In 2015, President Barack Obama signed into law the Fixing America's Surface Transportation Act, or FAST Act. It requires the U.S. State Department to deny renewal of -- and even revoke -- the passports of individuals who the IRS identifies as having delinquent tax debts.
The tax agency recently provided new details on its enforcement of the FAST Act, stating it's in the process of sending the names of at least 362,000 individuals who owe $51,000 or more in delinquent taxes. According to an IRS spokesperson, it will send the names to the State Department in batches, and it expects to have sent the entire list by year-end.
According to recent reports, the enforcement actions taken to date have already had an impact. The State Department confirmed it has denied passports to an undisclosed number of tax debtors. The IRS confirmed that it has collected over $11.5 million from 220 individuals, with one debtor paying over $1 million to avoid passport denial.
The specifics of how the enforcement of the law works are spelled out in a section of the FAST Act titled Revocation or Denial of Passport in Case of Certain Tax Delinquencies. The IRS said for now authorities are denying renewal of passports rather than revoking them. But the law does allow the State Department to cancel current passports of tax debtors.
Enforcement of the law has its critics, who say that because the IRS notifies tax debtors at about the same time it sends their name to the State Department, they don't have enough time to resolve the debt and allow the IRS and the State Department to lift the passport restrictions. Critics would also like the notices the IRS sends to individuals to be clearer about situations that are exempt from the law.
Under the law, the IRS defines a delinquent debtor as a person owing a legally enforceable tax liability of more than $51,000 in 2018. This includes the tax, penalties and interest, which can add up fast. A tax lien must be filed, and all administrative remedies for lien relief must have lapsed or been denied. It also includes those who have been issued a tax levy.
When a taxpayer who is on the delinquent list applies for or renews a passport, there's a 90-day process for resolving erroneous IRS certifications or for getting back in good standing for past-due taxes (such as establishing a payment plan with the IRS). But there's no grace period for resolving these issues before the State Department revokes a passport.

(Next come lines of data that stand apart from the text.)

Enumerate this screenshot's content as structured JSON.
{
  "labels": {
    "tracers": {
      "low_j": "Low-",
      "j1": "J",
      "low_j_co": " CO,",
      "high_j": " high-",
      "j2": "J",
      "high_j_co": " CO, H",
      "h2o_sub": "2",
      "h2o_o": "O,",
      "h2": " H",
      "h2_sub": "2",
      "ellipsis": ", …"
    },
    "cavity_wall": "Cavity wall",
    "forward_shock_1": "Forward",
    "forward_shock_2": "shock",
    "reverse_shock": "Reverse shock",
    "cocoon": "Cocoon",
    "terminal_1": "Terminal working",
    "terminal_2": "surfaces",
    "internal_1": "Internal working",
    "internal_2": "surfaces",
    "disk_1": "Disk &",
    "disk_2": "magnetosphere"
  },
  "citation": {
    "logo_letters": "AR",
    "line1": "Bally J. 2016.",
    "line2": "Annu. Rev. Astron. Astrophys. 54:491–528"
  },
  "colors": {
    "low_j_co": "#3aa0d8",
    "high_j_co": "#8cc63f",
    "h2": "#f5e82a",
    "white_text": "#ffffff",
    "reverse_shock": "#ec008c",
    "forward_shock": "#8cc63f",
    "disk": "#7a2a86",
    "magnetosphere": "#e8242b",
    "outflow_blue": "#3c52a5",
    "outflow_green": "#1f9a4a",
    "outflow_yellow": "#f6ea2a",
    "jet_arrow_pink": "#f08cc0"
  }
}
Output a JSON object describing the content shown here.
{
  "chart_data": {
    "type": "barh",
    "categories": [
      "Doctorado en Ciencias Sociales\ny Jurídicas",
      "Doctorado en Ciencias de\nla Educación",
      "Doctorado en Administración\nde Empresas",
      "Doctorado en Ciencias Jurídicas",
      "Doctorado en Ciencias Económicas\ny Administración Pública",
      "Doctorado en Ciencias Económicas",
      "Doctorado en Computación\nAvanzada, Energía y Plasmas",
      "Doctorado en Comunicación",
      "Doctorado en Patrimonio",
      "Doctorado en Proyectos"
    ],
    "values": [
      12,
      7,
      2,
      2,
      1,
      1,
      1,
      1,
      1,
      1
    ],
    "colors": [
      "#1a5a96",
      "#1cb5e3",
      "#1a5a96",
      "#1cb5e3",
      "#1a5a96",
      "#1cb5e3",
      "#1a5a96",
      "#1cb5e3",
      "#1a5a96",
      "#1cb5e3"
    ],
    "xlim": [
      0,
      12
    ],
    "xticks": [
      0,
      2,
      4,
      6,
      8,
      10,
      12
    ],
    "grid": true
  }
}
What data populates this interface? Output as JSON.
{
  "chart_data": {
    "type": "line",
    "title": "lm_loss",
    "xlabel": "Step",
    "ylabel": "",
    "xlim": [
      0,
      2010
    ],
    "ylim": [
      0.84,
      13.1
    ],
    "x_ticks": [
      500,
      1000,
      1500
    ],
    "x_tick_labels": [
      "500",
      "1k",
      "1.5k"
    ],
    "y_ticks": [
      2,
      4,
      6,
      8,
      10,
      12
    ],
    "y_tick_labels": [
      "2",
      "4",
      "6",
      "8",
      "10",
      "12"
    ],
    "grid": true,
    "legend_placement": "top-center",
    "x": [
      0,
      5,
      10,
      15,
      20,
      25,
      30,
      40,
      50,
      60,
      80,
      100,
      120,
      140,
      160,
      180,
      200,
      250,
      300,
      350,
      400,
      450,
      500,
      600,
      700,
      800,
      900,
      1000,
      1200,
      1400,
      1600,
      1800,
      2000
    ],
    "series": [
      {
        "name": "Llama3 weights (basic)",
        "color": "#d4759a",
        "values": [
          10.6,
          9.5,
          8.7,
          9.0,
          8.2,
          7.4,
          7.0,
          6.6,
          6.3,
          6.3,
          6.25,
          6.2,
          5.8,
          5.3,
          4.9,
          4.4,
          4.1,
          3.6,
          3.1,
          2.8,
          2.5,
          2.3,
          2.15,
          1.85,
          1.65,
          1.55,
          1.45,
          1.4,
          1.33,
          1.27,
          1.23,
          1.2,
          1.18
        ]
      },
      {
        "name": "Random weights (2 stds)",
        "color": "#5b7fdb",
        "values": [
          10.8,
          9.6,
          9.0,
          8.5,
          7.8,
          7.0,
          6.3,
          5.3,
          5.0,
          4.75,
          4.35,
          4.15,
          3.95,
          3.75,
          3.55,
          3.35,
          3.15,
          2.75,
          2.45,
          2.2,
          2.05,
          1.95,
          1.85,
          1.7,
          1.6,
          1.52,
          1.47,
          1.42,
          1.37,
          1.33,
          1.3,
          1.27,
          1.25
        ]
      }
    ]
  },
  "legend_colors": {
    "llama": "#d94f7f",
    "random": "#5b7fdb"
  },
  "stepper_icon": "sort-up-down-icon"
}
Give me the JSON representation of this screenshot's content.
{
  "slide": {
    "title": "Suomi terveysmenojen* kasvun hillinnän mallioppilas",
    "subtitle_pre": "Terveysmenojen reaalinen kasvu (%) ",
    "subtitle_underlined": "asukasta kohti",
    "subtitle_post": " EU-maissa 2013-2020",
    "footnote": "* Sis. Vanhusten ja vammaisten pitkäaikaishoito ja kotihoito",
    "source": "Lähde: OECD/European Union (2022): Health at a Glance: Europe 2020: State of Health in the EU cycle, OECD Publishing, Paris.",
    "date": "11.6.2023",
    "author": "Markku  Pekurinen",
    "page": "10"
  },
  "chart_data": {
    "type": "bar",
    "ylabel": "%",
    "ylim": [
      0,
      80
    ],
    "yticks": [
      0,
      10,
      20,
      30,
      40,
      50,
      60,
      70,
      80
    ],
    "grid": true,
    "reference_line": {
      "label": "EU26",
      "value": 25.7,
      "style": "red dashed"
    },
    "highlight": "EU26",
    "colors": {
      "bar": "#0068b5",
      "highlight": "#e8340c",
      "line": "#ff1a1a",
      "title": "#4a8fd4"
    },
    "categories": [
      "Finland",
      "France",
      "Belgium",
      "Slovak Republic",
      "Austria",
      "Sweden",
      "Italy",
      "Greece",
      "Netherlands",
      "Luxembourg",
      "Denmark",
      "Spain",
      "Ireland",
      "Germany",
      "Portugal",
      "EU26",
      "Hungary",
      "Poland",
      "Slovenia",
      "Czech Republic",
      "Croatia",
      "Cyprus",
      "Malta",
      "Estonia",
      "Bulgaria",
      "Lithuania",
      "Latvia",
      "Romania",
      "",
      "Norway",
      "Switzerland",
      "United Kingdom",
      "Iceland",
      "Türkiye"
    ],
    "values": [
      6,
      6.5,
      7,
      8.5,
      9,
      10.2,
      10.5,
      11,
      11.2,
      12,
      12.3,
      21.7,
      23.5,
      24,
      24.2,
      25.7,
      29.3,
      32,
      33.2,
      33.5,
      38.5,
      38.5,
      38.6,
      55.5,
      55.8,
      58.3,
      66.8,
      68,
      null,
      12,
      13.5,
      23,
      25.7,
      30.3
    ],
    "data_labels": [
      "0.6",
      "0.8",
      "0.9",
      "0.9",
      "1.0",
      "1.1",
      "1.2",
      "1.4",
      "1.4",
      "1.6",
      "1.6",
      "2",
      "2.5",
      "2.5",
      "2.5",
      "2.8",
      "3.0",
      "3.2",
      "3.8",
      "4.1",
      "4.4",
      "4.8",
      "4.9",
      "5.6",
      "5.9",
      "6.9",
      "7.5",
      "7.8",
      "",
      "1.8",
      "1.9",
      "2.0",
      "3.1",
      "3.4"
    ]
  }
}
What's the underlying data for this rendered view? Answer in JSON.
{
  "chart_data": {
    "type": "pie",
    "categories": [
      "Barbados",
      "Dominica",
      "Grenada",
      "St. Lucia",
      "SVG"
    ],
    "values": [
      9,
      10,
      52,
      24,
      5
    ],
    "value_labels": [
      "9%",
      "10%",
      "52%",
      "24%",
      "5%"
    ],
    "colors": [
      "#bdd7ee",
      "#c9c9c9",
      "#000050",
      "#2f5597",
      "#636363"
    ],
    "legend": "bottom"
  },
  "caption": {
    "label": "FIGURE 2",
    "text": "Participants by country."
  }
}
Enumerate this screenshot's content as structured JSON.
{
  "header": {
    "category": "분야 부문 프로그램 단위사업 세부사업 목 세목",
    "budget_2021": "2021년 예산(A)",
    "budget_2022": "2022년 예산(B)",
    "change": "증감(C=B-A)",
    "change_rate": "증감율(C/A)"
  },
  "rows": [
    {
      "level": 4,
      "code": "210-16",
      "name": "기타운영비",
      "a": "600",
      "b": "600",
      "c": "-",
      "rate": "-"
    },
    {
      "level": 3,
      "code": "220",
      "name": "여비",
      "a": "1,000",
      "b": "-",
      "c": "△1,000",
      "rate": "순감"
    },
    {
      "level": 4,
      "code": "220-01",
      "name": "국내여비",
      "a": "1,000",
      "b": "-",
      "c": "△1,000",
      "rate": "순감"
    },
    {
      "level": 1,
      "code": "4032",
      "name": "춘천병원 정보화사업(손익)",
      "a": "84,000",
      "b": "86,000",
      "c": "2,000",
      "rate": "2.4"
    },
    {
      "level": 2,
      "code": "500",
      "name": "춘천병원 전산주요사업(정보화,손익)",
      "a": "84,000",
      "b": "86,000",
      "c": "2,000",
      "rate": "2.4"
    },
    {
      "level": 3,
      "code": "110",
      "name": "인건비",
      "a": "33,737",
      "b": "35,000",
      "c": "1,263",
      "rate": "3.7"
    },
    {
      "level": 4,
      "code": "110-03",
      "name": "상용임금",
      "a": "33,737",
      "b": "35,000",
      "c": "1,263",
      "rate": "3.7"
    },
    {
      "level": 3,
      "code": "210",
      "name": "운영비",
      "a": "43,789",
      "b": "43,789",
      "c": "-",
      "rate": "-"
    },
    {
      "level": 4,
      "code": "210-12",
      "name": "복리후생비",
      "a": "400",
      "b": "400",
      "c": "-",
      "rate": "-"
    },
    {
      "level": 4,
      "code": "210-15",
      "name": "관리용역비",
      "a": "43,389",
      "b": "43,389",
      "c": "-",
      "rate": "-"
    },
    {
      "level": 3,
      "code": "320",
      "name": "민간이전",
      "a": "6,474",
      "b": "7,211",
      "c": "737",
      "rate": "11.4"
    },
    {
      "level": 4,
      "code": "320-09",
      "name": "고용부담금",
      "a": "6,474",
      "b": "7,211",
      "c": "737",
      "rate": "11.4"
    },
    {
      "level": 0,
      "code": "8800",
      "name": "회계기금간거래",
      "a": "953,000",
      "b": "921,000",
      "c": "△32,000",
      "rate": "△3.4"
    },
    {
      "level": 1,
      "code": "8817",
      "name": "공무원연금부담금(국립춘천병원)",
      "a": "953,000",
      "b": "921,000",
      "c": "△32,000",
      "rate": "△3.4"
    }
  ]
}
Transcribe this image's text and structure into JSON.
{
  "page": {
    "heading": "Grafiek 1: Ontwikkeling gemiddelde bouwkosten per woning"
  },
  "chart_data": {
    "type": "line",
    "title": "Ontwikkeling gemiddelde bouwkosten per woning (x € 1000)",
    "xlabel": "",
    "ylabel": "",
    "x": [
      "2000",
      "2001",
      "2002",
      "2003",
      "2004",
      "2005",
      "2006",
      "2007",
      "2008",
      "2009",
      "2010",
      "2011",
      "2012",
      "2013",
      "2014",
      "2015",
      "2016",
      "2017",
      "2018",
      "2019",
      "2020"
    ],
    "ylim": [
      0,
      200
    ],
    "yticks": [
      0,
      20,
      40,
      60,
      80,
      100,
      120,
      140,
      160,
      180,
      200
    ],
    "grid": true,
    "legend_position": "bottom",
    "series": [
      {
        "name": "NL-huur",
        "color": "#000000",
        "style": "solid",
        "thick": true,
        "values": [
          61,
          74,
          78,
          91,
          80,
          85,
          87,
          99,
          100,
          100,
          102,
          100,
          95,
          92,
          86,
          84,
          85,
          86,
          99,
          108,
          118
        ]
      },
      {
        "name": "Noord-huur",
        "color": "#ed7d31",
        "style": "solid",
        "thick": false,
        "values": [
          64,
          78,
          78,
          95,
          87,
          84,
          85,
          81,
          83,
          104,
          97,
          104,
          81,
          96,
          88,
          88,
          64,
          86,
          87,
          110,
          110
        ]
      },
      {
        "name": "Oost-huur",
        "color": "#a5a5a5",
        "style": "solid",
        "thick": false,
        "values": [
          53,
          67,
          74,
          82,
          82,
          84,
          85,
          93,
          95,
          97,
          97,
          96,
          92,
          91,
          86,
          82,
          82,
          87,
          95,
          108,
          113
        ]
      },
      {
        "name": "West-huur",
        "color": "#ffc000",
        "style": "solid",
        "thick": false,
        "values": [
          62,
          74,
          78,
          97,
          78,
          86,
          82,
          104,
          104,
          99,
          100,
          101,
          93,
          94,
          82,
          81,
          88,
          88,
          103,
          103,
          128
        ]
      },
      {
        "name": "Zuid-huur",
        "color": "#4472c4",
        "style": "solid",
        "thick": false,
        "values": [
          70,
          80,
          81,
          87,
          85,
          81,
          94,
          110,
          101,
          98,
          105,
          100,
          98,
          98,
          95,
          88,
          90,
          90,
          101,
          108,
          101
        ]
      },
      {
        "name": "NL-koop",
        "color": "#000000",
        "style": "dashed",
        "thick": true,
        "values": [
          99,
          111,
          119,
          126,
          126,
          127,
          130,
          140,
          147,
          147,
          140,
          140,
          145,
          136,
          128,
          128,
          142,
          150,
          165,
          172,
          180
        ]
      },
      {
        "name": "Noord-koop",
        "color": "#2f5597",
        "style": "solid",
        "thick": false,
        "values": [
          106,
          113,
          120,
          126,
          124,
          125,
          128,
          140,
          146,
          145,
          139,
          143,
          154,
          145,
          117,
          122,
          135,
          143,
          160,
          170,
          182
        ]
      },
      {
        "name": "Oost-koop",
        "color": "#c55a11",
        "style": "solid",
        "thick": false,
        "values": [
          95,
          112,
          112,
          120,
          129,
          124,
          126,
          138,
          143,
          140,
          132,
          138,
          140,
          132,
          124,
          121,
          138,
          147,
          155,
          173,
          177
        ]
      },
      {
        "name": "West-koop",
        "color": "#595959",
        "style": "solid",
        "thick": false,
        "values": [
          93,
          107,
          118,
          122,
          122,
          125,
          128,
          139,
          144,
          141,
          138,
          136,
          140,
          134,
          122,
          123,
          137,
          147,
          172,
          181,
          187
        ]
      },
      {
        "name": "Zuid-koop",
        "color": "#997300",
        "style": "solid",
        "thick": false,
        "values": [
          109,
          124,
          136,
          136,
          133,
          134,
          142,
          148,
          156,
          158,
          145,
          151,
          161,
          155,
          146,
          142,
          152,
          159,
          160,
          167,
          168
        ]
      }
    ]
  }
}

The IRS won't report individuals who fall under the following situations:
- Those who've entered an installment agreement with the IRS to pay their taxes
- Those who've settled their tax debt through an offer in compromise or a Justice Department agreement
- Those who appeal a tax levy through an IRS collection due-process hearing
- Those who've request innocent spouse relief by filing Form 8857
Also excluded are individuals serving in a combat zone, living in a federal declared disaster area, in a bankruptcy proceeding, have debts in a noncollectable hardship status or who are victims of identity theft.
For tax debtors who want to keep their U.S. passport privileges, the most expedient way to avoid being placed on the IRS list is to enter into an installment agreement with the agency and begin making payments.
If you think you may be subject to a passport restriction because of a tax debt, don't wait until your next travel abroad. Instead, call the National Passport Information Center at 877-487-2778 to inquire about your situation. If you owe back taxes, hire a tax professional to advise you on the various arrangements to settle your debt with the IRS, or contact the IRS at 800-829-1040.